Configuration for resource usage monitoring.

| Name                      | Type                                      | Default     | Description                            |
| ------------------------- | ----------------------------------------- | ----------- | -------------------------------------- |
| `enabled`                 | boolean                                   | `false`     | Enable resource monitoring             |
| `granularity`             | [MonitorGranularity]#monitorgranularity | `"Summary"` | Level of detail for metrics collection |
| `sample_interval_seconds` | integer                                   | `10`        | Sampling interval in seconds           |
| `generate_plots`          | boolean                                   | `false`     | Generate resource usage plots          |

## MonitorGranularity

Enum specifying the level of detail for resource monitoring.

| Value        | Description                       |
| ------------ | --------------------------------- |
| `Summary`    | Collect summary statistics only   |
| `TimeSeries` | Collect detailed time series data |

## ClaimJobsSortMethod

Enum specifying how jobs are sorted when being claimed by workers.

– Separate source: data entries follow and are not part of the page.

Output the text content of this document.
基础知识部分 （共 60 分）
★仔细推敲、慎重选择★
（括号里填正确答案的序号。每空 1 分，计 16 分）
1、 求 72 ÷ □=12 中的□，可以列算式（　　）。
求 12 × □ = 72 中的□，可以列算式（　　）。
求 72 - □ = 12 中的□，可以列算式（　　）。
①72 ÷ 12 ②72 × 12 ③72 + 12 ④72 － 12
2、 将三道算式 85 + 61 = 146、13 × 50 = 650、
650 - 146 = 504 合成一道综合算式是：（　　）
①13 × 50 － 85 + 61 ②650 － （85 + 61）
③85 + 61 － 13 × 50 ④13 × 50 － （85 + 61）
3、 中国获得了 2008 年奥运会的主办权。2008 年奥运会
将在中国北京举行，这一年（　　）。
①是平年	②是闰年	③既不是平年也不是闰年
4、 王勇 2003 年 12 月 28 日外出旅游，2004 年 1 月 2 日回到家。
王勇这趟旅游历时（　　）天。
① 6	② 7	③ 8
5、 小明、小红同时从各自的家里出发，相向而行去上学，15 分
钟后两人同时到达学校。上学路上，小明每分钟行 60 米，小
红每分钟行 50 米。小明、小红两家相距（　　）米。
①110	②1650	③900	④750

| Value                 | Description                             |
| --------------------- | --------------------------------------- |
| `none`                | No sorting (default)                    |
| `gpus_runtime_memory` | Sort by GPUs, then runtime, then memory |
| `gpus_memory_runtime` | Sort by GPUs, then memory, then runtime |

## Parameter Formats

Parameters support several formats for generating multiple jobs or files:

| Format                  | Example                      | Description                   |
| ----------------------- | ---------------------------- | ----------------------------- |
| Integer range           | `"1:100"`                    | Inclusive range from 1 to 100 |
| Integer range with step | `"0:100:10"`                 | Range with step size          |
| Float range             | `"0.0:1.0:0.1"`              | Float range with step         |
| Integer list            | `"[1,5,10,100]"`             | Explicit list of integers     |
| Float list              | `"[0.1,0.5,0.9]"`            | Explicit list of floats       |
| String list             | `"['adam','sgd','rmsprop']"` | Explicit list of strings      |

**Template substitution in strings:**

- Basic: `{param_name}` - Replace with parameter value
- Formatted integer: `{i:03d}` - Zero-padded (001, 042, 100)
- Formatted float: `{lr:.4f}` - Precision (0.0010, 0.1000)

See the [Job Parameterization](./parameterization.md) reference for more details.